You can't use an array in assignments. You may use cycles or memcpy instead
memcpy(graph->matrix, ADJ_MATRIX, VERTEX_NUM * VERTEX_NUM * sizeof(int));
or
for(int i = 0; i < VERTEX_NUM; ++i){
for(int j = 0; j < VERTEX_NUM; ++j){
graph->matrix[i][j] = ADJ_MATRIX[i][j];
}
}
The error is thrown, because int matrix[VERTEX_NUM][VERTEX_NUM] in a structure definition means that each structure will have a 2D array of integers of the predefined size and matrix is going to be pointing to its first element. The thing is that matrix cannot be assigned to an arbitrary address, because it's a const pointer i.e. its value (the address it's pointing to) cannot change.

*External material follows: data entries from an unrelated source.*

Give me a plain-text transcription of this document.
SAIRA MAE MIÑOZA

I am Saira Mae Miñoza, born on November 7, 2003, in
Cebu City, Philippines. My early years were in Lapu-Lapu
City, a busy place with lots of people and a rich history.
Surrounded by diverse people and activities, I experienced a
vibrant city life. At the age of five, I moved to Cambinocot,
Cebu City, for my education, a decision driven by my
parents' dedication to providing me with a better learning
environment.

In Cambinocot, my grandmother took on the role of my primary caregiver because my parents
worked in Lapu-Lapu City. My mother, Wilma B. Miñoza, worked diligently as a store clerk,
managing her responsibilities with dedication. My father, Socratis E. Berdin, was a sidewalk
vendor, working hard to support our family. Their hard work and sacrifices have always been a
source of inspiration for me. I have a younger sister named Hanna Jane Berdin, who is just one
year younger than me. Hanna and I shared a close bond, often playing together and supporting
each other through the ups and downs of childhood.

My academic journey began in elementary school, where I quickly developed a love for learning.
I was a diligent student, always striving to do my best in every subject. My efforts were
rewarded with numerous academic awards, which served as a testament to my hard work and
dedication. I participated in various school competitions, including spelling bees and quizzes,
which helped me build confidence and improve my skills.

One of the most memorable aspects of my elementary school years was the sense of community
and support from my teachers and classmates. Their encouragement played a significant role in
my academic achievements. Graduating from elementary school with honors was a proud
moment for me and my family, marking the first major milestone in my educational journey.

You have 2 options here: you can either use memcpy or some stl algorithms to copy the ADJ_MATRIX into matrix directly or you can declare matrix as a pointer and do the assignment that is currently produces an error.
The latter can be done in the following way:
typedef struct {
int vertex;
const int (*matrix)[VERTEX_NUM];
int vNum;
int eNum;
}Graph;
Thus you can do graph->matrix = ADJ_MATRIX assignment, but you won't be able to modify the individual items in matrix due to constness. This means, graph->matrix[0][1] = 3; is not allowed, while you can read the elements freely.